Willis Towers Watson head of investment, EMEA Ed Francis says: “The requirement for a competitive tender on appointment of a fiduciary manager is in principle a sensible proposal – the large majority of our fiduciary management clients have appointed us following a competitive tendering process. However, we will urge the CMA to consider the proportionality and cost to schemes of a mandatory tendering requirement, particularly for smaller pension schemes, and stand ready to work with the Pensions Regulator in developing support for such schemes.

“We fully support, and have long advocated, measures to provide pension schemes with clear, consistent and transparent information on performance and fees and the CMA’s proposals in this area will be a significant step forward for the industry.  The requirement for investment consultancy clients to clearly articulate their investment objectives is also a welcome development.

“Finally, we are pleased that the CMA has acknowledged that structural reforms of the investment consultancy market would be detrimental to customers.”

PLSA policy lead: investment & defined benefit Caroline Escott says:“We are pleased the CMA has focused on improving information around fees and investment performance, and we also support moves to improve the tendering process through greater guidance and ensuring schemes have to run an initial tender for fiduciary management services. One of our members’ main concerns about this market is the potential conflict of interest when investment consultant firms steer their pension schemes clients to their in-house fiduciary management services. Given the CMA’s findings in this area, we therefore welcome broadening the Financial Conduct Authority’s oversight of investment consultants.”
Barnett Waddingham head of fiduciary management oversightDavid Clare says: “The decision of whether a pension scheme should consider fiduciary management is solely a question of investment governance. Whilst fiduciary management can be beneficial to a trustee board, an independent engaged advisory approach can lead to a better outcome free of the concerns over conflicts of interest.
“We have always believed that the role of independent oversight is essential when hiring a fiduciary manager, setting its mandate and monitoring its performance and our experience to date has shown the added value that has been achieved  We therefore welcome the CMA’s support of increased independent oversight.”

Cardano co-head of clientsRichard Dowell says:”Following a detailed and forensic enquiry, the pragmatic proposals put forward will bring real and much-needed change.

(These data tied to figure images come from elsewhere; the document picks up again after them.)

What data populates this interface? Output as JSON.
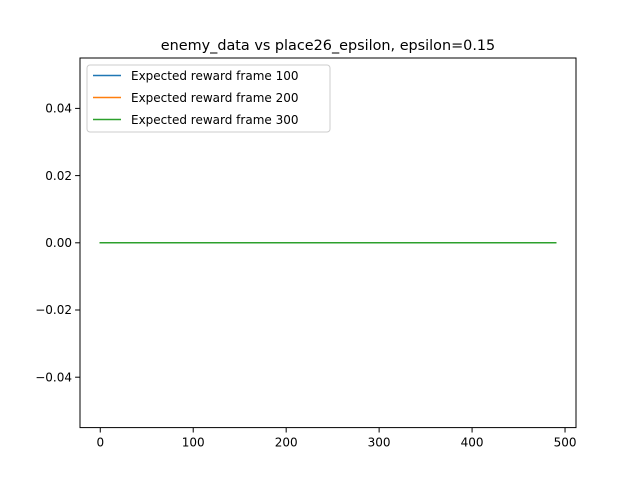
{
  "chart_data": {
    "type": "line",
    "title": "enemy_data vs place26_epsilon, epsilon=0.15",
    "xlabel": "",
    "ylabel": "",
    "xlim": [
      -21.8,
      511.8
    ],
    "ylim": [
      -0.055,
      0.055
    ],
    "xticks": [
      0,
      100,
      200,
      300,
      400,
      500
    ],
    "xtick_labels": [
      "0",
      "100",
      "200",
      "300",
      "400",
      "500"
    ],
    "yticks": [
      -0.04,
      -0.02,
      0.0,
      0.02,
      0.04
    ],
    "ytick_labels": [
      "−0.04",
      "−0.02",
      "0.00",
      "0.02",
      "0.04"
    ],
    "grid": false,
    "legend_position": "top-left",
    "x": [
      0,
      490
    ],
    "series": [
      {
        "name": "Expected reward frame 100",
        "color": "#1f77b4",
        "values": [
          0.0,
          0.0
        ]
      },
      {
        "name": "Expected reward frame 200",
        "color": "#ff7f0e",
        "values": [
          0.0,
          0.0
        ]
      },
      {
        "name": "Expected reward frame 300",
        "color": "#2ca02c",
        "values": [
          0.0,
          0.0
        ]
      }
    ]
  }
}
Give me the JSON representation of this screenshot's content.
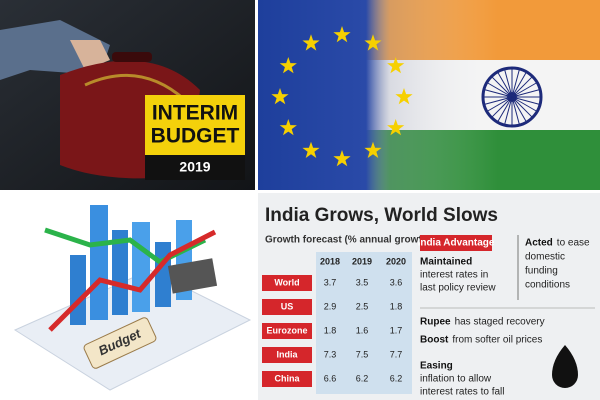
{
  "top_left": {
    "banner_line1": "INTERIM",
    "banner_line2": "BUDGET",
    "banner_year": "2019"
  },
  "bottom_left": {
    "tag": "Budget"
  },
  "infographic": {
    "title": "India Grows, World Slows",
    "subtitle": "Growth forecast (% annual growth)",
    "table": {
      "header": [
        2018,
        2019,
        2020
      ],
      "rows": [
        [
          "World",
          3.7,
          3.5,
          3.6
        ],
        [
          "US",
          2.9,
          2.5,
          1.8
        ],
        [
          "Eurozone",
          1.8,
          1.6,
          1.7
        ],
        [
          "India",
          7.3,
          7.5,
          7.7
        ],
        [
          "China",
          6.6,
          6.2,
          6.2
        ]
      ]
    },
    "advantage_title": "India Advantage",
    "points": [
      {
        "bold": "Maintained",
        "lines": [
          "interest rates in",
          "last policy review"
        ]
      },
      {
        "bold": "Acted",
        "lines": [
          "to ease",
          "domestic",
          "funding",
          "conditions"
        ]
      },
      {
        "bold": "Rupee",
        "lines": [
          "has staged recovery"
        ]
      },
      {
        "bold": "Boost",
        "lines": [
          "from softer oil prices"
        ]
      },
      {
        "bold": "Easing",
        "lines": [
          "inflation to allow",
          "interest rates to fall"
        ]
      }
    ]
  }
}
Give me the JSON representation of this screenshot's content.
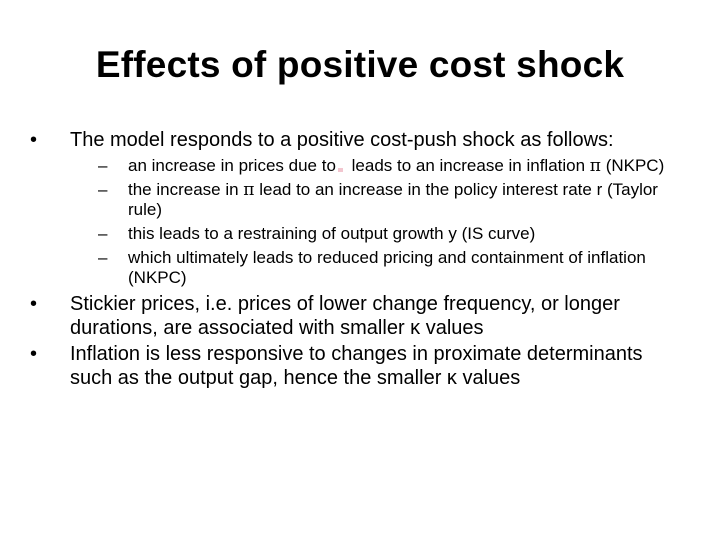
{
  "title": "Effects of positive cost shock",
  "bullet1": {
    "marker": "•",
    "text": "The model responds to a positive cost-push shock  as follows:",
    "sub": [
      {
        "marker": "–",
        "pre": "an increase in prices due to",
        "post": " leads to an increase in inflation ",
        "symbol": "π",
        "tail": " (NKPC)"
      },
      {
        "marker": "–",
        "pre": "the increase in ",
        "symbol": "π",
        "post": " lead to an increase in the policy interest rate r (Taylor rule)"
      },
      {
        "marker": "–",
        "text": "this leads to a restraining of output growth y (IS curve)"
      },
      {
        "marker": "–",
        "text": "which ultimately leads to reduced pricing and containment of inflation (NKPC)"
      }
    ]
  },
  "bullet2": {
    "marker": "•",
    "text": "Stickier prices, i.e. prices of lower change frequency, or longer durations, are associated with smaller κ values"
  },
  "bullet3": {
    "marker": "•",
    "text": "Inflation is less responsive to changes in proximate determinants such as the output gap, hence the smaller κ values"
  }
}
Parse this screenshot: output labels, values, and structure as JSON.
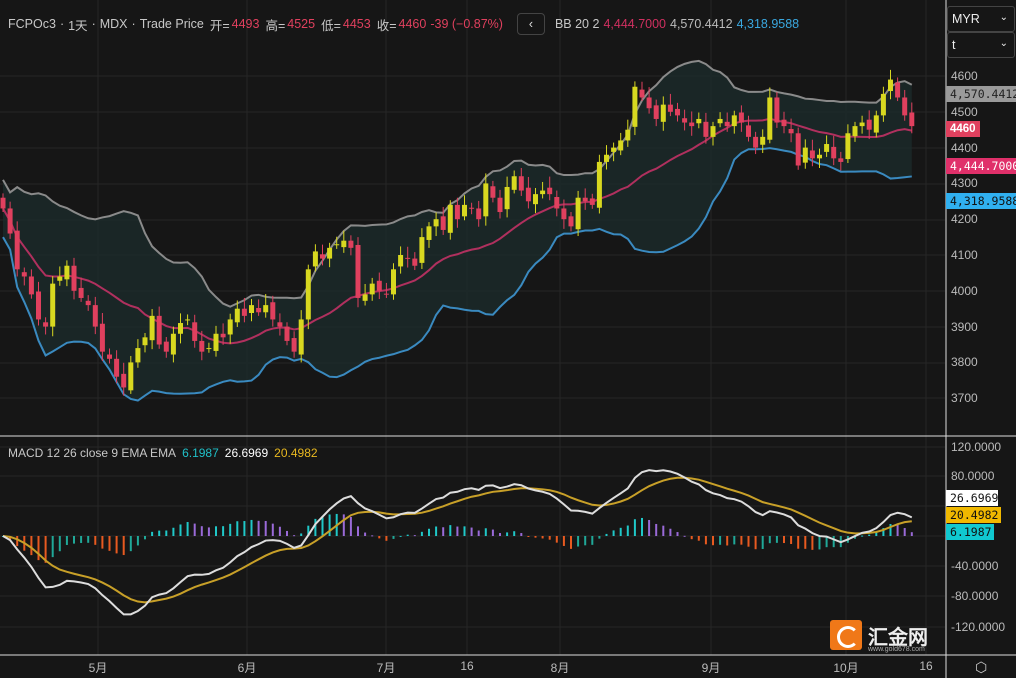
{
  "header": {
    "symbol": "FCPOc3",
    "sep": "·",
    "interval": "1天",
    "exchange": "MDX",
    "price_type": "Trade Price",
    "open_label": "开=",
    "open": "4493",
    "high_label": "高=",
    "high": "4525",
    "low_label": "低=",
    "low": "4453",
    "close_label": "收=",
    "close": "4460",
    "change": "-39 (−0.87%)"
  },
  "bb": {
    "label": "BB 20 2",
    "basis": "4,444.7000",
    "upper": "4,570.4412",
    "lower": "4,318.9588"
  },
  "currency_select": "MYR",
  "unit_select": "t",
  "price_axis": [
    "4600",
    "4500",
    "4400",
    "4300",
    "4200",
    "4100",
    "4000",
    "3900",
    "3800",
    "3700"
  ],
  "price_tags": {
    "upper": "4,570.4412",
    "last": "4460",
    "basis": "4,444.7000",
    "lower": "4,318.9588"
  },
  "macd": {
    "label": "MACD 12 26 close 9 EMA EMA",
    "hist": "6.1987",
    "macd": "26.6969",
    "signal": "20.4982"
  },
  "macd_axis": [
    "120.0000",
    "80.0000",
    "-40.0000",
    "-80.0000",
    "-120.0000"
  ],
  "time_axis": [
    "5月",
    "6月",
    "7月",
    "16",
    "8月",
    "9月",
    "10月",
    "16"
  ],
  "logo": {
    "name": "汇金网",
    "url": "www.gold678.com"
  },
  "colors": {
    "up": "#d8d820",
    "down": "#e0405e",
    "upper": "#8a8a8a",
    "basis": "#b0305e",
    "lower": "#3a8ac0",
    "macd": "#dddddd",
    "signal": "#c8a028"
  },
  "chart_data": {
    "type": "candlestick",
    "closes": [
      4230,
      4160,
      4060,
      4040,
      3990,
      3920,
      3900,
      4020,
      4040,
      4070,
      4000,
      3980,
      3960,
      3900,
      3830,
      3810,
      3760,
      3730,
      3800,
      3840,
      3870,
      3930,
      3850,
      3830,
      3880,
      3910,
      3920,
      3860,
      3830,
      3840,
      3880,
      3870,
      3920,
      3950,
      3930,
      3960,
      3940,
      3960,
      3920,
      3900,
      3860,
      3830,
      3920,
      4060,
      4110,
      4090,
      4120,
      4130,
      4140,
      4120,
      3980,
      3990,
      4020,
      4000,
      3990,
      4060,
      4100,
      4090,
      4070,
      4150,
      4180,
      4200,
      4170,
      4240,
      4200,
      4240,
      4230,
      4200,
      4300,
      4260,
      4220,
      4290,
      4320,
      4280,
      4250,
      4270,
      4280,
      4270,
      4230,
      4200,
      4180,
      4260,
      4250,
      4240,
      4360,
      4380,
      4400,
      4420,
      4450,
      4570,
      4540,
      4510,
      4480,
      4520,
      4500,
      4490,
      4470,
      4460,
      4480,
      4430,
      4460,
      4480,
      4460,
      4490,
      4470,
      4430,
      4400,
      4430,
      4540,
      4470,
      4460,
      4440,
      4350,
      4400,
      4370,
      4380,
      4410,
      4370,
      4360,
      4440,
      4460,
      4470,
      4450,
      4490,
      4550,
      4590,
      4540,
      4490,
      4460
    ],
    "ylim": [
      3620,
      4680
    ]
  }
}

“The only stone that remains unturned, perhaps, is what the data gathered by the CMA can tell us about the impact of adopting  fiduciary management versus advisory. Given the focus on transparency, publication of the aggregate performance data collected through the course of this enquiry would demonstrate whether, as a whole, outcomes have been better for those that chose FM even though the CMA is concerned how the market has developed. That said, this provisional decision delivers a solid 9/10.”

Redington head of DB Dan Mikulsis says: “We were pleased to see the focus on separating marketing material from investment advice, and are keen to see that enacted well. The usefulness of this will depend on the way it is implemented.

“The CMA could have gone further on consultant benchmarking – making some sort of system for ranking consultants’ performance.”